Le vieil adage « c’est l’argent qui fait tourner le monde » n’a jamais semblé aussi exact. Dans le domaine de l’investissement, l’argent se reflète dans les bénéfices et les flux de trésorerie, étudiés par les analystes depuis des années pour estimer la valeur des entreprises.
Mais que se passe-t-il lorsque ces fonds s’assèchent ? C’est en pratique ce que nous observons depuis quelques semaines : des entreprises dans le monde entier, grandes et petites, font face à une crise de liquidités causée par l’interruption brutale de la consommation des ménages et des sociétés. Ajoutons la difficulté à prévoir comment les pays vont subir l’impact du Covid-19 et s’en remettre, et nous avons là les ingrédients d’une grande incertitude à venir. L’estimation de la valeur des entreprises est devenue tout simplement beaucoup plus difficile.
En l’absence d’une perspective claire quant aux flux de trésorerie et aux bénéfices des entreprises, dont beaucoup reviennent sur leurs propres prévisions, il devient compliqué de recourir à des techniques de valorisation classiques comme le ratio cours/bénéfices, puisque le dénominateur en est inconnu. C’est pourquoi, durant les récents accès de volatilité du marché, nous avons trouvé l’analyse de la valeur comptable, qui a naturellement tendance à être plus statique, d’une aide précieuse.
Celle-ci consiste à déterminer la valeur de réalisation des actifs d’une entreprise en cas de liquidation, ce qui revient à connaître la part qui reviendrait aux actionnaires en fonction du bilan. Un ratio cours/valeur comptable de 1x implique que le marché est prêt à ne payer que l’équivalent de la valeur comptable d’une entreprise, autrement dit qu’il n’estime pas que l’entreprise soit en mesure d’obtenir une appréciation significative de ses actifs.
Début mars, nous avons analysé les marchés actions sur la base de ce critère et cherché à définir les niveaux auxquels les différentes régions deviendraient assez intéressantes pour justifier un déploiement de notre budget de risque.

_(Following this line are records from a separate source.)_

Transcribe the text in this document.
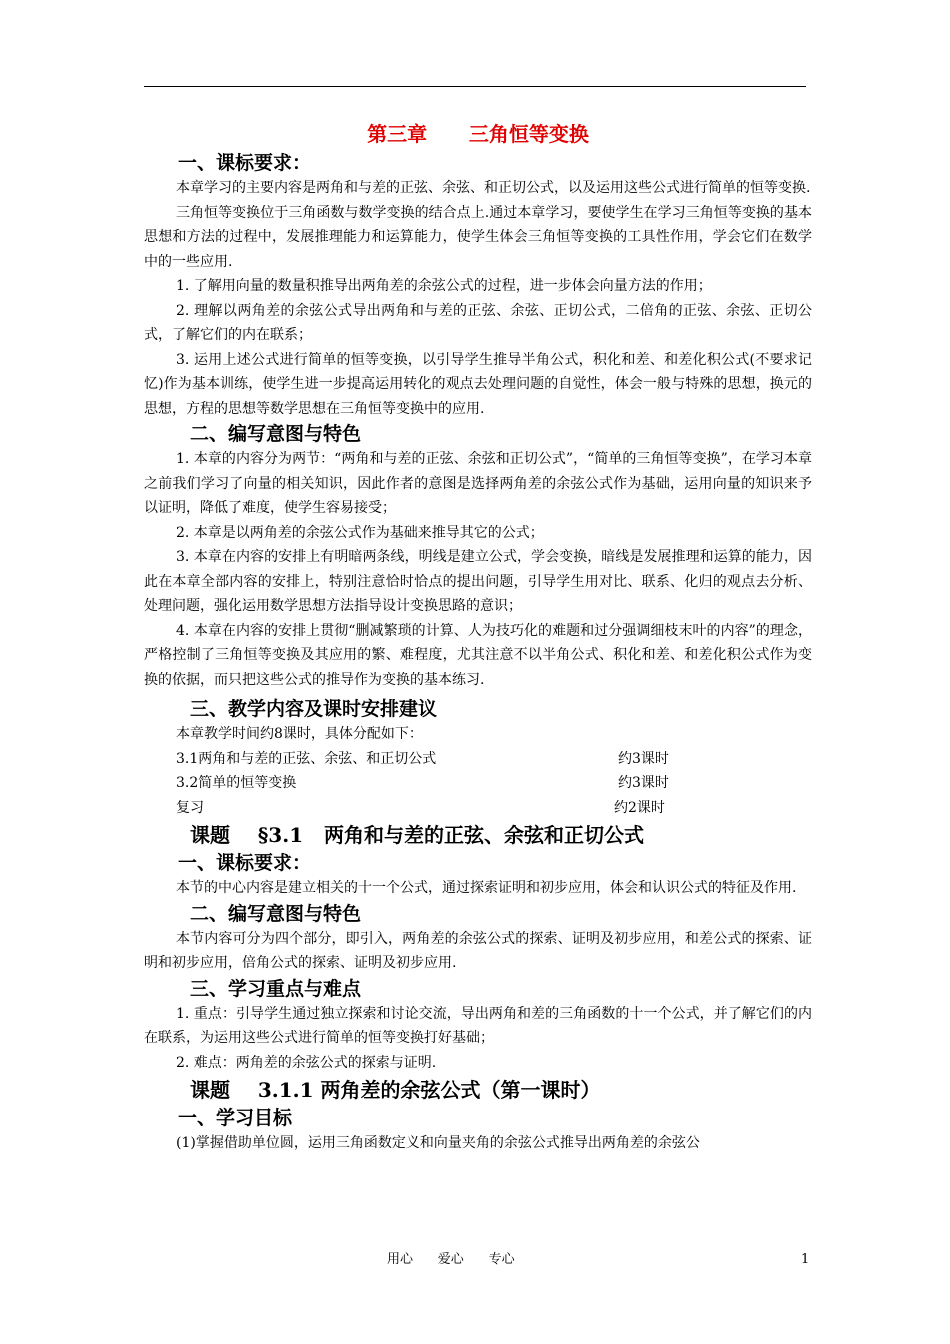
第三章      三角恒等变换
一、课标要求：

本章学习的主要内容是两角和与差的正弦、余弦、和正切公式，以及运用这些公式进行简单的恒等变换.

三角恒等变换位于三角函数与数学变换的结合点上.通过本章学习，要使学生在学习三角恒等变换的基本思想和方法的过程中，发展推理能力和运算能力，使学生体会三角恒等变换的工具性作用，学会它们在数学中的一些应用.

1. 了解用向量的数量积推导出两角差的余弦公式的过程，进一步体会向量方法的作用；

2. 理解以两角差的余弦公式导出两角和与差的正弦、余弦、正切公式，二倍角的正弦、余弦、正切公式，了解它们的内在联系；

3. 运用上述公式进行简单的恒等变换，以引导学生推导半角公式，积化和差、和差化积公式(不要求记忆)作为基本训练，使学生进一步提高运用转化的观点去处理问题的自觉性，体会一般与特殊的思想，换元的思想，方程的思想等数学思想在三角恒等变换中的应用.

二、编写意图与特色

1. 本章的内容分为两节：“两角和与差的正弦、余弦和正切公式”，“简单的三角恒等变换”，在学习本章之前我们学习了向量的相关知识，因此作者的意图是选择两角差的余弦公式作为基础，运用向量的知识来予以证明，降低了难度，使学生容易接受；

2. 本章是以两角差的余弦公式作为基础来推导其它的公式；

3. 本章在内容的安排上有明暗两条线，明线是建立公式，学会变换，暗线是发展推理和运算的能力，因此在本章全部内容的安排上，特别注意恰时恰点的提出问题，引导学生用对比、联系、化归的观点去分析、处理问题，强化运用数学思想方法指导设计变换思路的意识；

4. 本章在内容的安排上贯彻“删减繁琐的计算、人为技巧化的难题和过分强调细枝末叶的内容”的理念，严格控制了三角恒等变换及其应用的繁、难程度，尤其注意不以半角公式、积化和差、和差化积公式作为变换的依据，而只把这些公式的推导作为变换的基本练习.

三、教学内容及课时安排建议

本章教学时间约8课时，具体分配如下：

3.1两角和与差的正弦、余弦、和正切公式	约3课时
3.2简单的恒等变换	约3课时
复习	约2课时
课题    §3.1   两角和与差的正弦、余弦和正切公式
一、课标要求：

本节的中心内容是建立相关的十一个公式，通过探索证明和初步应用，体会和认识公式的特征及作用.

二、编写意图与特色

本节内容可分为四个部分，即引入，两角差的余弦公式的探索、证明及初步应用，和差公式的探索、证明和初步应用，倍角公式的探索、证明及初步应用.

三、学习重点与难点

1. 重点：引导学生通过独立探索和讨论交流，导出两角和差的三角函数的十一个公式，并了解它们的内在联系，为运用这些公式进行简单的恒等变换打好基础；

2. 难点：两角差的余弦公式的探索与证明.

课题    3.1.1 两角差的余弦公式（第一课时）
一、学习目标

(1)掌握借助单位圆，运用三角函数定义和向量夹角的余弦公式推导出两角差的余弦公

用心      爱心      专心	1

Au fil de la baisse des marchés, il est apparu que le Japon ressortait de plus en plus du lot, avec des valorisations tombant jusqu’à des ratios cours/valeur comptable inférieurs à 1x à la mi-mars, soit très proches des planchers de ces 20 dernières années au moins (Figure 1). L’histoire nous apprend que les rendements à 12 mois à partir de tels niveaux sont asymétriquement haussiers (Figure 2) : par conséquent, nous avons renforcé notre exposition aux actions japonaises.

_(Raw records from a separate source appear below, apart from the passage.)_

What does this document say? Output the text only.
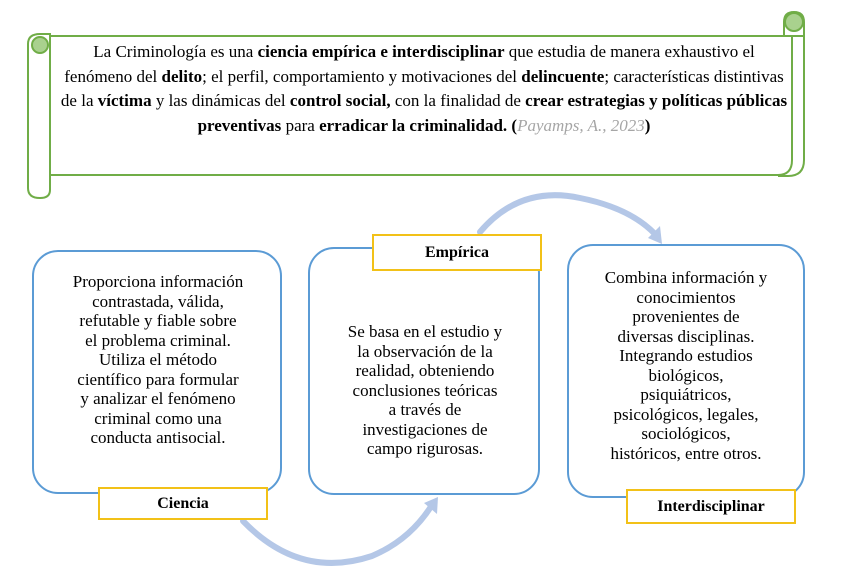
La Criminología es una ciencia empírica e interdisciplinar que estudia de manera exhaustivo el fenómeno del delito; el perfil, comportamiento y motivaciones del delincuente; características distintivas de la víctima y las dinámicas del control social, con la finalidad de crear estrategias y políticas públicas preventivas para erradicar la criminalidad. (Payamps, A., 2023)
Proporciona información
contrastada, válida,
refutable y fiable sobre
el problema criminal.
Utiliza el método
científico para formular
y analizar el fenómeno
criminal como una
conducta antisocial.
Ciencia
Se basa en el estudio y
la observación de la
realidad, obteniendo
conclusiones teóricas
a través de
investigaciones de
campo rigurosas.
Empírica
Combina información y
conocimientos
provenientes de
diversas disciplinas.
Integrando estudios
biológicos,
psiquiátricos,
psicológicos, legales,
sociológicos,
históricos, entre otros.
Interdisciplinar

Source des deux graphiques : Columbia Threadneedle et Bloomberg, 31 mars 2020.
Néanmoins, dans un contexte de volatilité au plus haut depuis dix ans, les seuils clés de valorisation sont atteints plus fréquemment, et avec l’évolution rapide des réactions économiques et humaines au Covid-19, les fondamentaux changent également assez vite.
Surperformance du Japon
Les actions japonaises ont surperformé le marché mondial de pas moins de 13% pendant la seconde quinzaine de mars, de sorte que les valorisations relatives sont devenues rapidement moins attractives. Malgré le soutien continu du thème de l’amélioration structurelle et durable de la gouvernance d’entreprise, le Japon demeure un marché très cyclique et caractérisé par un important levier opérationnel qui l’expose considérablement aux « arrêts brusques » de l’activité mondiale. De plus, le pays semble disposer de moins de marge de manœuvre en termes de relance. Enfin, contrairement à d’autres régions, il y a encore une semaine, les anticipations de bénéfices n’avaient pas encore subi de fortes révisions à la baisse, ce qui nous paraît irréaliste.

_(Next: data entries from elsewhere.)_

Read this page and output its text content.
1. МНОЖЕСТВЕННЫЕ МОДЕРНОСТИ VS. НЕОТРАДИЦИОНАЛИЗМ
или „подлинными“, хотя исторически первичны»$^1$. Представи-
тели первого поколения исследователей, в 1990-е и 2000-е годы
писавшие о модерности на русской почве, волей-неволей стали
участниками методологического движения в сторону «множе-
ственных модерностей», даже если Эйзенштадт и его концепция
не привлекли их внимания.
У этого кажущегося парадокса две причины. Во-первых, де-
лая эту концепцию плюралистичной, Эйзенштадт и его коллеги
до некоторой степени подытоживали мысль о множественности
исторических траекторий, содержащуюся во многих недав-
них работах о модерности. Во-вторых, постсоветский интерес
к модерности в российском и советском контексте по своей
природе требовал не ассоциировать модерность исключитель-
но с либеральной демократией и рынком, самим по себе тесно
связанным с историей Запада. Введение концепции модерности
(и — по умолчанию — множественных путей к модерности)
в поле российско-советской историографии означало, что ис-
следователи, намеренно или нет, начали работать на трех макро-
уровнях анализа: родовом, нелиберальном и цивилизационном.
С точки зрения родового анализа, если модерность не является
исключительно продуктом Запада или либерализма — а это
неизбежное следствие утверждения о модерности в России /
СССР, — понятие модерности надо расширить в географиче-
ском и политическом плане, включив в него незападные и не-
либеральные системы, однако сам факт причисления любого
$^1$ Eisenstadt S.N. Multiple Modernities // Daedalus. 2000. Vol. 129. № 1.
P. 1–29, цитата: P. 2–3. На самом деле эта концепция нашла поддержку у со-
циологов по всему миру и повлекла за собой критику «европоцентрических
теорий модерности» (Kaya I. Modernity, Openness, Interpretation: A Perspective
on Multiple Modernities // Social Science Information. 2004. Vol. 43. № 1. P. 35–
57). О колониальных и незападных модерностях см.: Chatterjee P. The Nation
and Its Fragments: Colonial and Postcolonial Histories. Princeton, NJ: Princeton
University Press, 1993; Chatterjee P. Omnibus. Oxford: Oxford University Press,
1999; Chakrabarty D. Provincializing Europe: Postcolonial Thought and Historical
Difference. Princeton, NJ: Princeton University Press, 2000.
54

Conformément à notre processus d’investissement, dans lequel un changement des valorisations et/ou des fondamentaux peut nous conduire à modifier notre opinion, nous avons rétrogradé notre avis concernant le Japonde de favorable à neutre, afin de refléter cette hausse des valorisations relatives et la dégradation des fondamentaux dans le contexte international actuel. Tout en maintenant une préférence globale pour les actions (ainsi que pour le crédit de qualité supérieure), il nous semble plus prudent de concentrer actuellement le risque dans des domaines moins cycliques du marché, mieux placés pour résister à la tempête.
En cette période extraordinaire, ce n’est pas l’argent qui fait tourner le monde : ce sont les personnels soignants. Mais les marchés demeurent ouverts et des dislocations continueront d’apparaître à mesure que les intervenants chercheront à évaluer l’impact économique de cette interruption brutale et sans précédent de la circulation des flux d’argent.